9.5 The general risk assessment must be updated at least annually and comprise all ma-terial areas of personal data protection, including especially:
- System capabilities
- Data governance
- Critical processes for the processing of personal data
- Policies and procedures
- Management of processor agreements
- Management of declarations of consent and contract basis
- Data classification model
- Management of personal data security breaches
- Knowledge of the personal data area in the organisation
9.6 This risk assessment must form the basis of a review of efforts in the personal data area.
10 FURTHER SPECIFIC GUIDELINES AND PROCEDURES
10.1 Besides this policy, MTH GROUP and/or individual companies in the Group have prepared specific guidelines and procedures for the processing of personal data, including the following:
(i) Instructions to employees
(ii) Erasure policy
(iii) Observation of disclosure obligations in the HR area
(iv) Record of personal data processing activities
(v) Procedures for the processing of access requests and observation of other rights
(vi) Procedures for handling security breaches
(vii) Policy on the use of processors etc.
(viii) Standard processor agreement (template)
(ix) Technical security measures, including guidelines for employees’ IT use
10.2 In addition, depending on the circumstances, further specific guidelines and/or policies will be prepared following assessment of local processing activities.
11 POLICY COMPLIANCE AND CONTACT POINTS
11.1 This policy is intended to ensure that all companies in MTH GROUP establish clear guidelines as stated in para 10.1 relating to the processing and protection of personal data. Furthermore, the purpose for which personal data is used must be clearly de-fined in all processing situations.

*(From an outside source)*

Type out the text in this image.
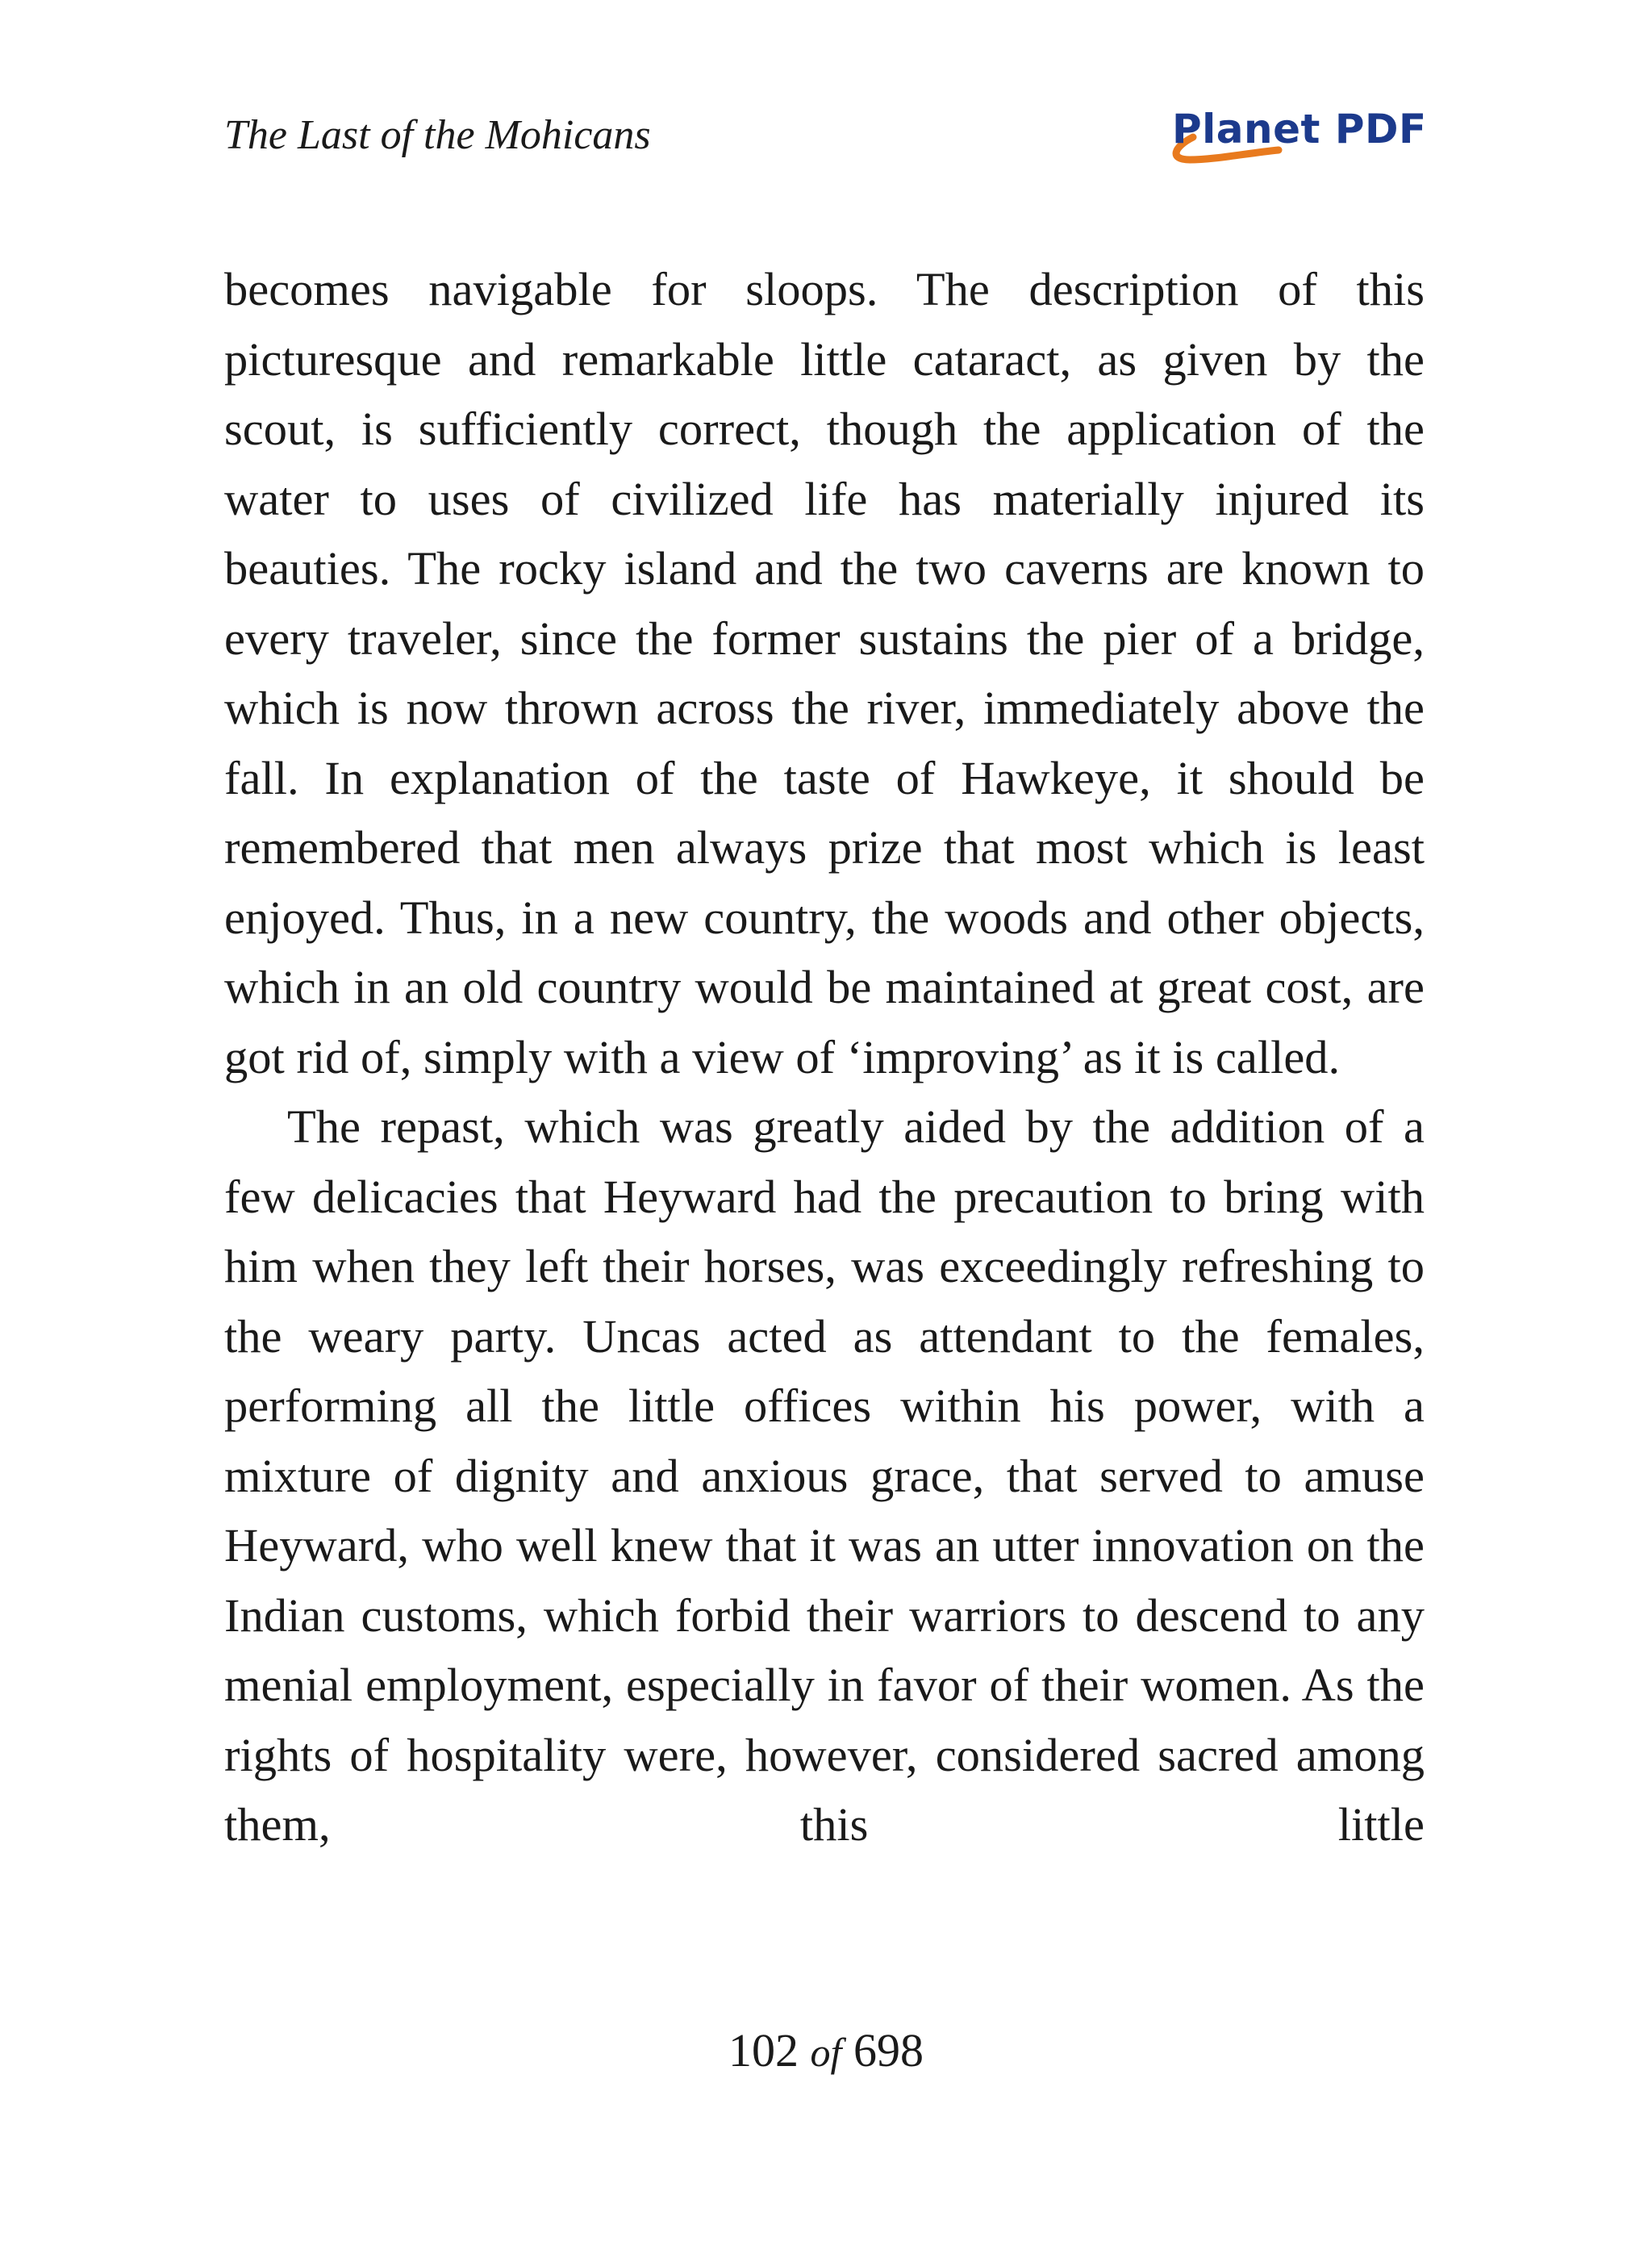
The Last of the Mohicans	Planet PDF

becomes navigable for sloops. The description of this picturesque and remarkable little cataract, as given by the scout, is sufficiently correct, though the application of the water to uses of civilized life has materially injured its beauties. The rocky island and the two caverns are known to every traveler, since the former sustains the pier of a bridge, which is now thrown across the river, immediately above the fall. In explanation of the taste of Hawkeye, it should be remembered that men always prize that most which is least enjoyed. Thus, in a new country, the woods and other objects, which in an old country would be maintained at great cost, are got rid of, simply with a view of ‘improving’ as it is called.

The repast, which was greatly aided by the addition of a few delicacies that Heyward had the precaution to bring with him when they left their horses, was exceedingly refreshing to the weary party. Uncas acted as attendant to the females, performing all the little offices within his power, with a mixture of dignity and anxious grace, that served to amuse Heyward, who well knew that it was an utter innovation on the Indian customs, which forbid their warriors to descend to any menial employment, especially in favor of their women. As the rights of hospitality were, however, considered sacred among them, this little

102 of 698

11.2 To ensure that this policy is embedded and implemented, each company in MTH GROUP has nominated a unit that is responsible for ensuring that the guidelines are adhered to by the individual company:
(i) MT Højgaard HR
(ii) Lindpro HR
(iii) Enemærke & Petersen HR
(iv) Scandi Byg HR
(v) Ajos HR
11.3 In the event of any questions relating to the content of or compliance with the guide-lines, the unit is under obligation to contact Group management.
11.4 In addition, non-compliance with specific guidelines and policies may lead to sanctions being imposed on specific employees in accordance with local guidelines defined on the basis of this policy.

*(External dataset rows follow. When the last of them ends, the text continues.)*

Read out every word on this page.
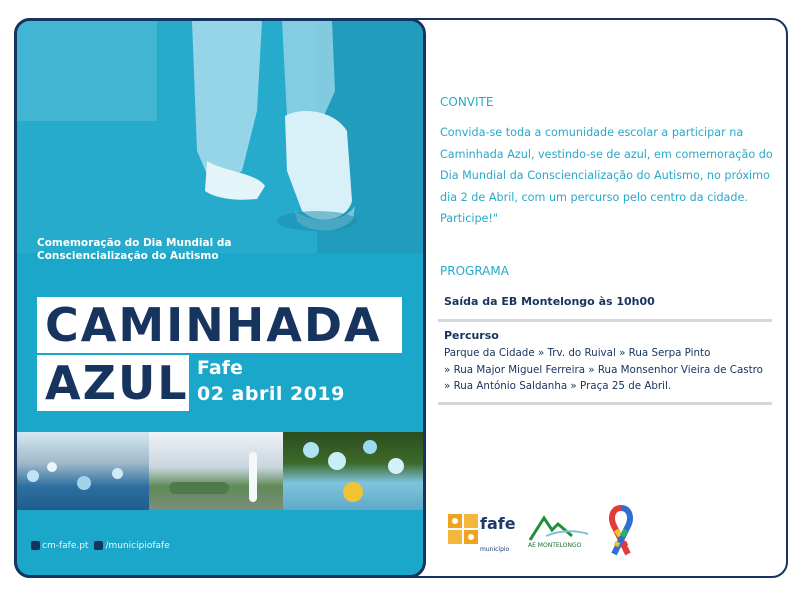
Comemoração do Dia Mundial da Consciencialização do Autismo
CAMINHADA
AZUL Fafe
02 abril 2019
cm-fafe.pt	/municipiofafe
CONVITE
Convida-se toda a comunidade escolar a participar na Caminhada Azul, vestindo-se de azul, em comemoração do Dia Mundial da Consciencialização do Autismo, no próximo dia 2 de Abril, com um percurso pelo centro da cidade. Participe!"
PROGRAMA
Saída da EB Montelongo às 10h00
Percurso
Parque da Cidade » Trv. do Ruival » Rua Serpa Pinto
» Rua Major Miguel Ferreira » Rua Monsenhor Vieira de Castro
» Rua António Saldanha » Praça 25 de Abril.
fafe
município
AE MONTELONGO
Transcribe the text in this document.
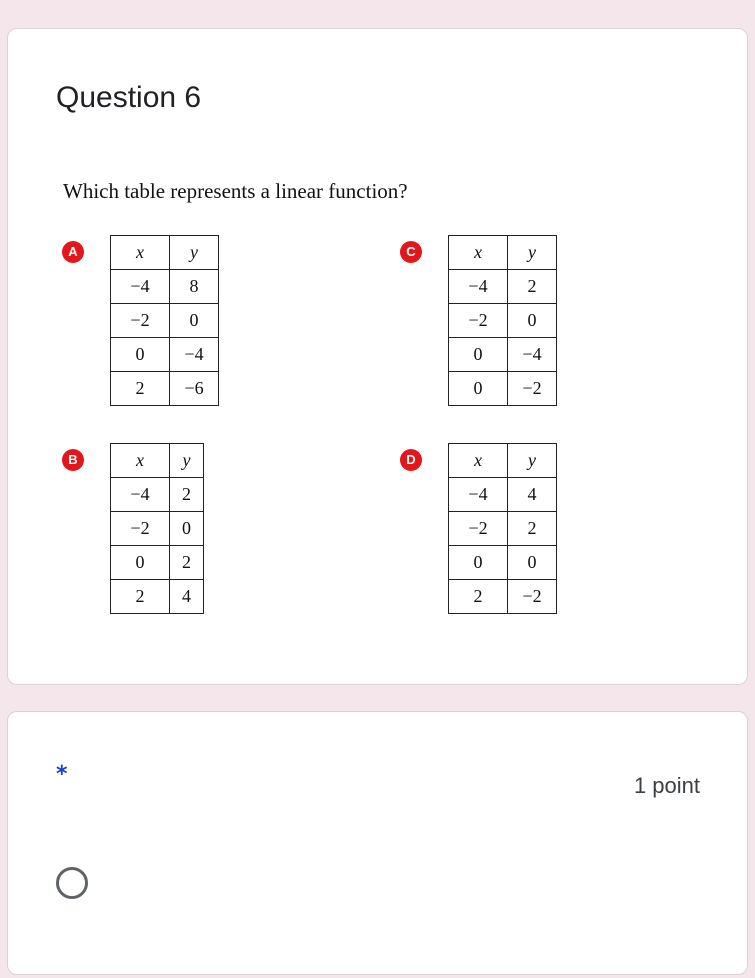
Question 6
Which table represents a linear function?
A	x	y
−4	8
−2	0
0	−4
2	−6
C	x	y
−4	2
−2	0
0	−4
0	−2
B	x	y
−4	2
−2	0
0	2
2	4
D	x	y
−4	4
−2	2
0	0
2	−2
*	1 point
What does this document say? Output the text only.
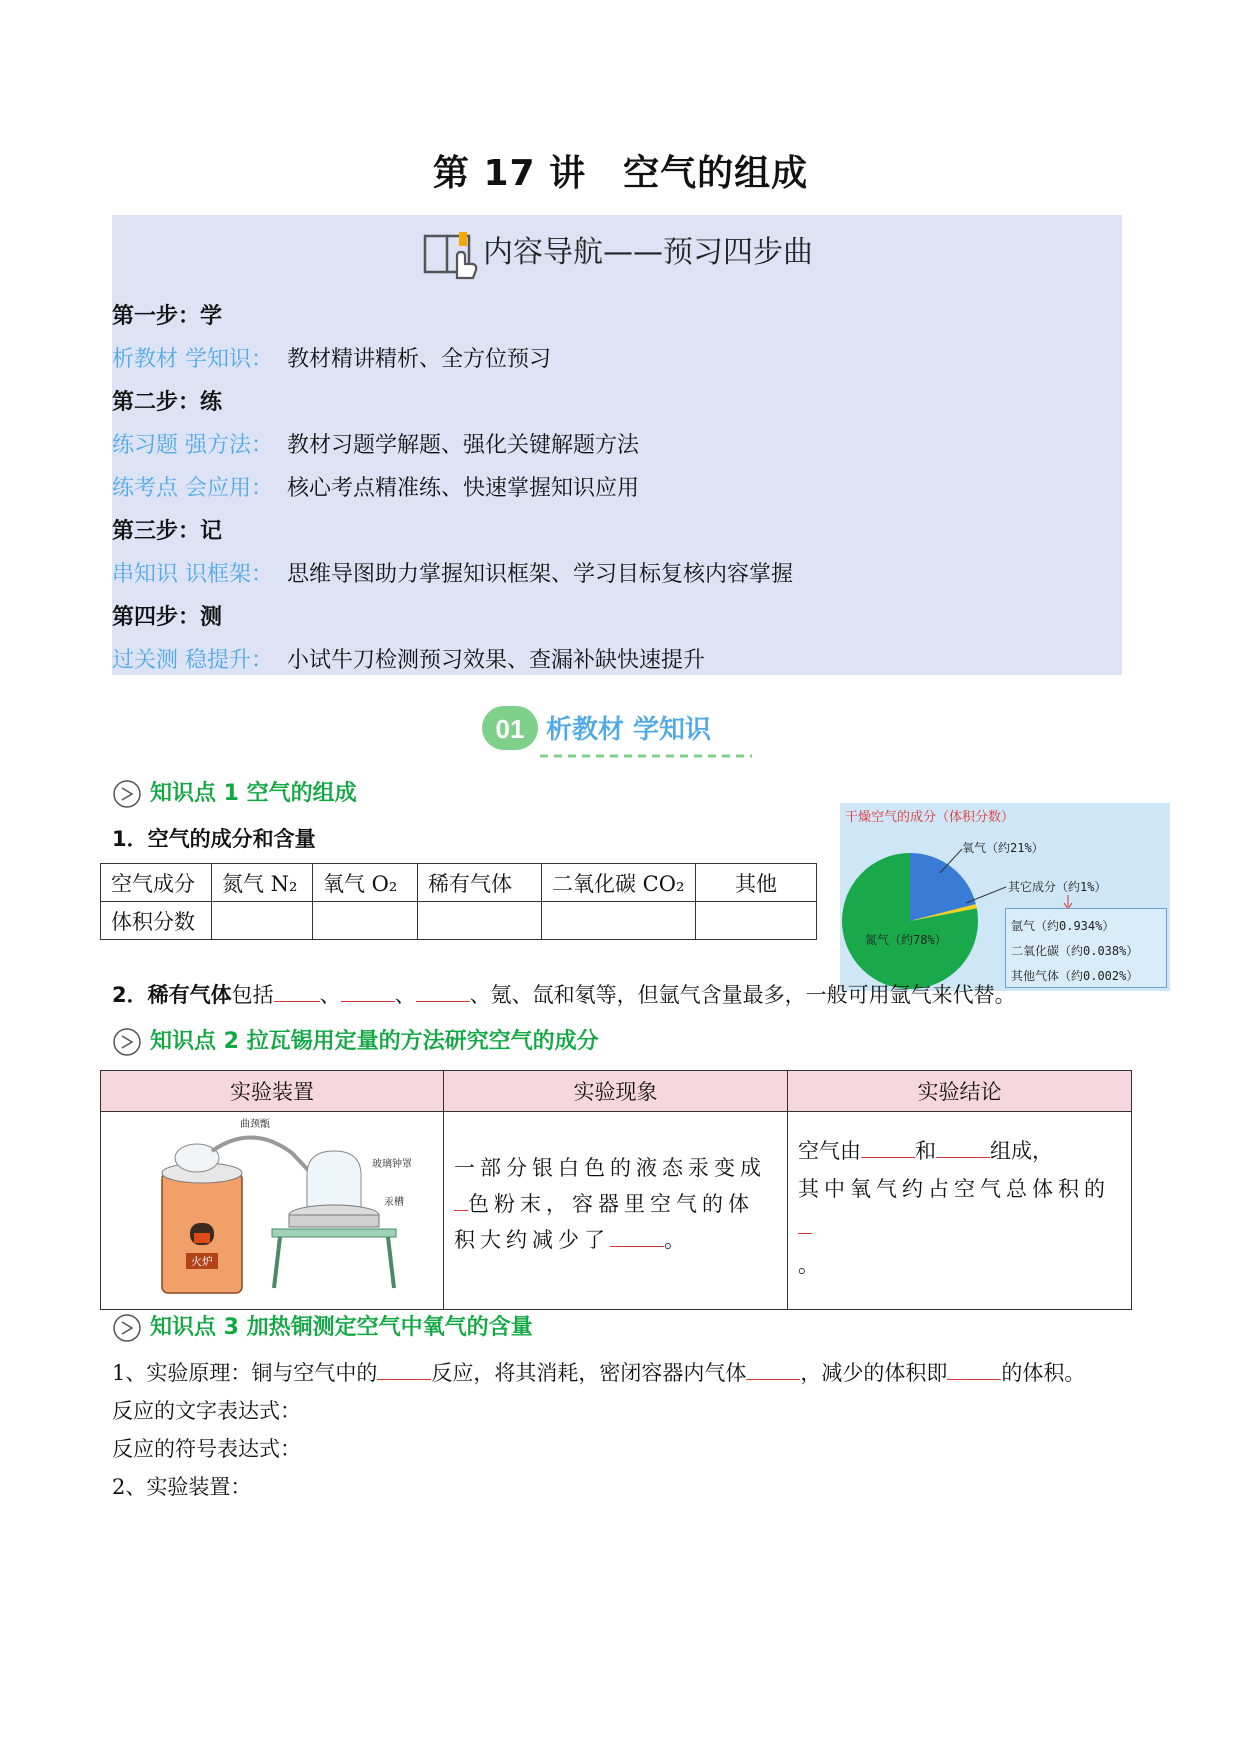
第 17 讲　空气的组成
内容导航——预习四步曲
第一步：学
析教材 学知识： 教材精讲精析、全方位预习
第二步：练
练习题 强方法： 教材习题学解题、强化关键解题方法
练考点 会应用： 核心考点精准练、快速掌握知识应用
第三步：记
串知识 识框架： 思维导图助力掌握知识框架、学习目标复核内容掌握
第四步：测
过关测 稳提升： 小试牛刀检测预习效果、查漏补缺快速提升
01 析教材 学知识
知识点 1 空气的组成
1．空气的成分和含量
空气成分	氮气 N₂	氧气 O₂	稀有气体	二氧化碳 CO₂	其他
体积分数					
干燥空气的成分（体积分数）
氧气（约21%）
其它成分（约1%）
氮气（约78%）
氩气（约0.934%）
二氧化碳（约0.038%）
其他气体（约0.002%）
2．稀有气体包括 、	、	、氪、氙和氡等，但氩气含量最多，一般可用氩气来代替。
知识点 2 拉瓦锡用定量的方法研究空气的成分
实验装置	实验现象	实验结论

火炉
曲颈甑
玻璃钟罩
汞槽	一部分银白色的液态汞变成色粉末，容器里空气的体积大约减少了 。	空气由 和 组成，
其中氧气约占空气总体积的
。
知识点 3 加热铜测定空气中氧气的含量
1、实验原理：铜与空气中的	反应，将其消耗，密闭容器内气体	，减少的体积即	的体积。
反应的文字表达式：
反应的符号表达式：
2、实验装置：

12.1 The individual companies in the Group must brief Group management in the event of the guidelines in this policy not being respected or situations relating to this policy arising that are of relevance to the assessment of MTH GROUP’s risk profile in the personal data area.
12.2 The Board of Directors must be briefed at the ordinary Board meetings in the event of the guidelines in this policy not being complied with or situations relating to this policy arising that are of relevance to the Board’s overall assessment of MTH GROUP’s risk profile in the personal data area.
13.1 Group management is authorised to review this policy as appropriate and at least annually.